Considerable evidence exists demonstrating that beta-amyloid protein and its fragments 1-40 and 25-35 (beta(25-35)) are neurotoxic to cells in the rat hippocampus both in culture and in vivo. This neurotoxicity has been correlated to the aggregational state of the peptides. Previously we have shown that beta(25-35) produces a cavitational lesion in rat hippocampus and also reduces the enzyme or transmitter expressions in two subcortical structures whose axons project to the hippocampus: the locus coeruleus (LC) and the medial septum. Ln the present study, we further investigated the amino acid sequence that might be responsible for these effects. A series of synthetic peptide analogs of beta(25-35) with glycine substituted for serine, asparagine, lysine and methionine at positions 26, 27, 28 and 35, respectively, were injected at a 3 nmol dosage into the rat hippocampus once a week for 2 weeks. The damage to the hippocampus and immunohistochemistry of the LC and medial septum were examined I week following the second treatment. All of the synthetic peptides with glycine substitution produced damage to the hippocampal tissue.
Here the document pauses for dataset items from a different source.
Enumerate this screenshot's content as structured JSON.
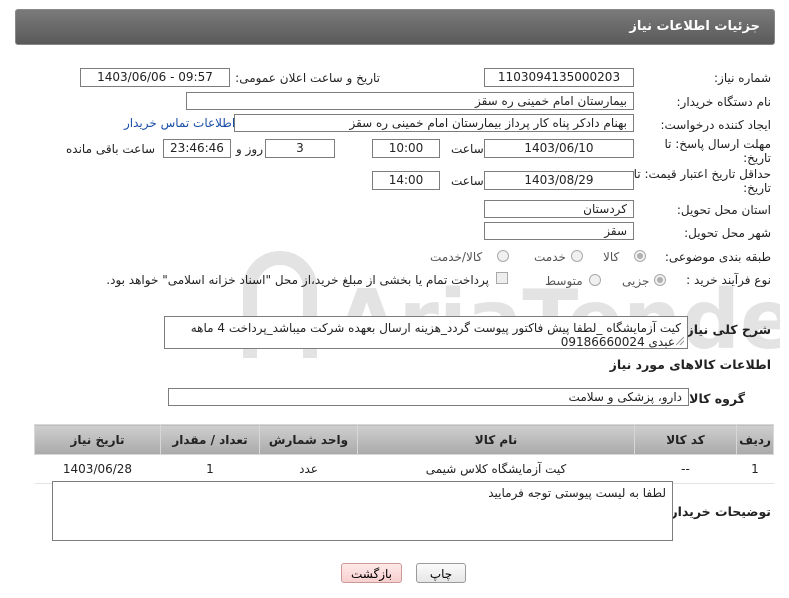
{
  "header": {
    "title": "جزئیات اطلاعات نیاز"
  },
  "need_number": {
    "label": "شماره نیاز:",
    "value": "1103094135000203"
  },
  "announce_date": {
    "label": "تاریخ و ساعت اعلان عمومی:",
    "value": "1403/06/06 - 09:57"
  },
  "buyer_org": {
    "label": "نام دستگاه خریدار:",
    "value": "بیمارستان امام خمینی  ره  سقز"
  },
  "requester": {
    "label": "ایجاد کننده درخواست:",
    "value": "بهنام دادکر پناه کار پرداز بیمارستان امام خمینی  ره  سقز",
    "contact_link": "اطلاعات تماس خریدار"
  },
  "reply_deadline": {
    "label_line1": "مهلت ارسال پاسخ: تا",
    "label_line2": "تاریخ:",
    "date": "1403/06/10",
    "time_label": "ساعت",
    "time": "10:00",
    "days": "3",
    "days_label": "روز و",
    "remaining": "23:46:46",
    "remaining_label": "ساعت باقی مانده"
  },
  "price_validity": {
    "label_line1": "حداقل تاریخ اعتبار قیمت: تا",
    "label_line2": "تاریخ:",
    "date": "1403/08/29",
    "time_label": "ساعت",
    "time": "14:00"
  },
  "province": {
    "label": "استان محل تحویل:",
    "value": "کردستان"
  },
  "city": {
    "label": "شهر محل تحویل:",
    "value": "سقز"
  },
  "category": {
    "label": "طبقه بندی موضوعی:",
    "options": [
      "کالا",
      "خدمت",
      "کالا/خدمت"
    ],
    "selected": "کالا"
  },
  "process": {
    "label": "نوع فرآیند خرید :",
    "options": [
      "جزیی",
      "متوسط"
    ],
    "selected": "جزیی",
    "payment_note": "پرداخت تمام یا بخشی از مبلغ خرید،از محل \"اسناد خزانه اسلامی\" خواهد بود."
  },
  "description": {
    "label": "شرح کلی نیاز:",
    "value": "کیت آزمایشگاه _لطفا پیش فاکتور پیوست گردد_هزینه ارسال بعهده شرکت میباشد_پرداخت 4 ماهه _عبدی 09186660024"
  },
  "goods_section": {
    "title": "اطلاعات کالاهای مورد نیاز"
  },
  "goods_group": {
    "label": "گروه کالا:",
    "value": "دارو، پزشکی و سلامت"
  },
  "table": {
    "headers": [
      "ردیف",
      "کد کالا",
      "نام کالا",
      "واحد شمارش",
      "تعداد / مقدار",
      "تاریخ نیاز"
    ],
    "rows": [
      [
        "1",
        "--",
        "کیت آزمایشگاه کلاس شیمی",
        "عدد",
        "1",
        "1403/06/28"
      ]
    ]
  },
  "buyer_notes": {
    "label": "توضیحات خریدار:",
    "value": "لطفا به لیست پیوستی توجه فرمایید"
  },
  "buttons": {
    "print": "چاپ",
    "back": "بازگشت"
  },
  "watermark": {
    "text": "AriaTender.neT"
  }
}
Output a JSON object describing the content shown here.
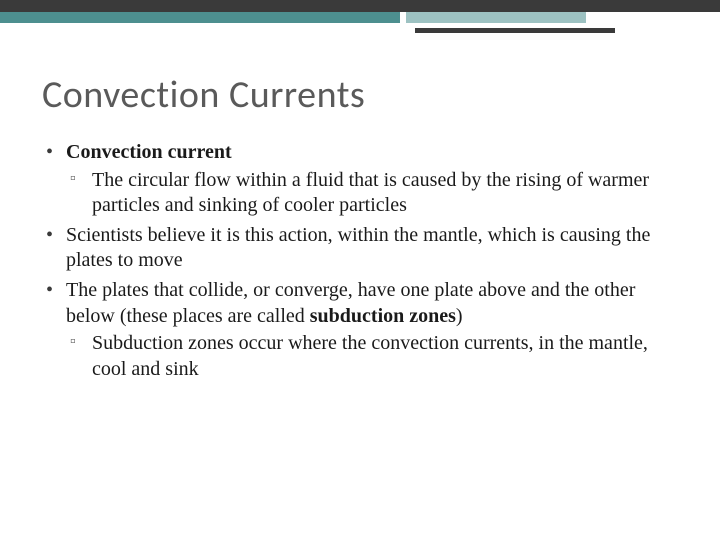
{
  "title": "Convection Currents",
  "bullets": {
    "item1": {
      "label": "Convection current"
    },
    "item1_sub1": "The circular flow within a fluid that is caused by the rising of warmer particles and sinking of cooler particles",
    "item2": "Scientists believe it is this action, within the mantle, which is causing the plates to move",
    "item3_prefix": "The plates that collide, or converge, have one plate above and the other below (these places are called ",
    "item3_bold": "subduction zones",
    "item3_suffix": ")",
    "item3_sub1": "Subduction zones occur where the convection currents, in the mantle, cool and sink"
  }
}
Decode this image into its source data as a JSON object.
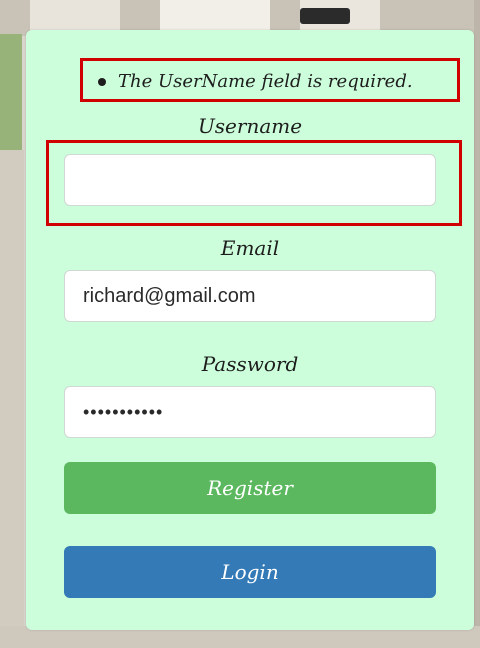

This damage was similar to that seen with beta(25-35). However, the reduction of enzyme expressions in the LC and medial septum was less from these substituted peptides than from that of beta(25-35). While beta(25-35) application resulted in a similar reduction of tyrosine hydroxylase (TH) and glutamate (Glu) immunoreactivities in the LC, only TH was significantly reduced in the substituted peptide groups. The least reduction of TH and Glu immunoreactivities in the LC was observed in rats treated with peptides in which glycine replaced either lysine or methionine. Tn the basal forebrain medial septum, the application of beta(25-35) resulted in a marked decrease in choline acetyltransferase (ChAT) immunoreactivity. This reduction was found to be less by each of the synthetic peptides. These results suggest that the biological activity of beta(25-35) is sensitive to changes in the primary structure of the peptide. Among the 4 amino acid residues examined, lysine and methionine at positions 28 and 35 appear to play more important roles in determining the action of beta(25-35).